Books

CULTURE AND EDUCATION IN AMERICA.

NOVEMBER 1931 R. C. N
Books
CULTURE AND EDUCATION IN AMERICA.
NOVEMBER 1931 R. C. N

By Harold Ordway Rugg '08. New York. Harcourt, Brace and Company,

"To educate means to provide an environment and experience that will develop in every boy and girl in America the traits of the cultured man." These are words of noble optimism that doubtless exist in the Platonic pattern world of every teacher, from the white New England schoolhouse to the concrete and steel structures of the metropolis. One would gladly share such optimism but experience prevents. The democratic implications of equality may be applicable in the realm of politics but certainly not in the more delicate world of ideas and of artistic sensitiveness. Not every man can be a "cultured man" any more than every man can be a successful tight-rope walker or a successful ventriloquist. There are certain personal aptitudes that come into play in the field of culture as elsewhere and we should do well to remember the distinction of the ancients between "natura" and "doctrina."
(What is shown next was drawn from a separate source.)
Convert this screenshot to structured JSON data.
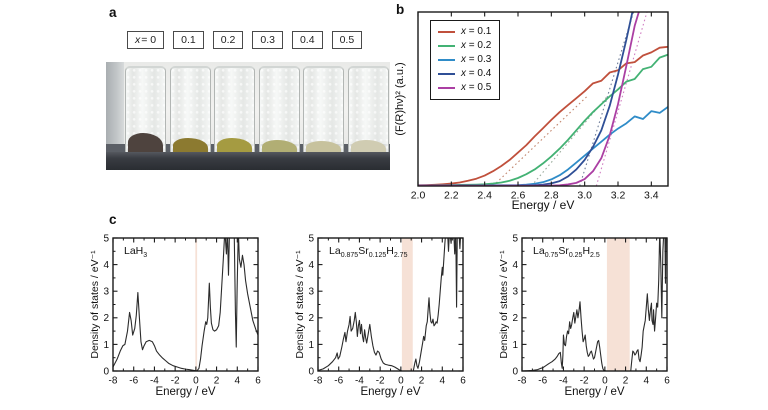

Professor Rugg presents his idea of the cultured man by giving some of the "characteristic objects of his allegiance." Briefly they are as follows: the integrity of his own self; the concept of "live and let live"; the obdurate determination to be happy; the deep-rooted belief in the necessity of frequent communion with others; the necessity for frank, glad compromise; the scientific attitude of mind; the obligation to contribute to the carrying on of political and social life of the community and nation; the concept of growth do the passing years produce a more comprehensive, tolerant understanding of life?

In all of these divisions there seems to be a vagueness and incompleteness which the ordinary teacher detects in the utterances of the educational theorist. The incompleteness seems due to the fact that man is considered in this book as Aristotle considered him, as a "social animal." This may have been a proper definition of man in the small political units of Aristotle's day but is it enough today? Is there not a great deal more that is necessary? Does not religion play a part in the life of the cultured man? and literature, and music, and the graphic and plastic arts? Does not man exist first and foremost for himself and only secondly for the social group? Will he not, indeed, be a more effective member of the social group if his own abilities and sensibilities are developed to the highest degree for their own sake? Professor Rugg criticizes the literature of the old curriculum because the Iliad and Odyssey are out of date and do not contribute to the understanding of modern social and political problems. Is beauty ever out of date? Can the humanity of the twenty-fourth book of the Iliad ever be out of fashion? It is the over-emphasis on the social as opposed to the individualistic aspects of education that makes one wonder whether the educational theorists are looking in the right direction for their reforms. It was in the early years of the twentieth century that the old disciplines, Greek, Latin, pure mathematics, began to disappear from American education, to be supplanted largely by the social sciences. And yet never has there been such universal ignorance of economic, racial, and political problems as in the period from the Treaty of Versailles to the present moment. Or if ignorance is not the correct word then there has been -willful disregard of the principles of these sciences, which is a more serious charge than that of ignorance.

Whatever value this review may possess lies in the fact that it is written from the point of view of one who holds that the value of the modern, highly socialized education is problematical at best. The writer questions some of the characteristic objects of the cultured man's allegiance. The validity of the concept of progress in a philosophy of history is clearly open to question. One wonders whether the devastating scepticism of Henry Adams is not as characteristic of the cultured man as a Pippa-like determination to be happy.

It is clear from this review that there is much of a controversial nature to be found in Professor Rugg's book. Both teachers of a conservative type in educational matters, like the present writer, and those who, from wide knowledge of the social sciences, are more progressive in their pedagogical views will find much to inform and interest them.

"Strife," says Heraclitus, "is the father of all things."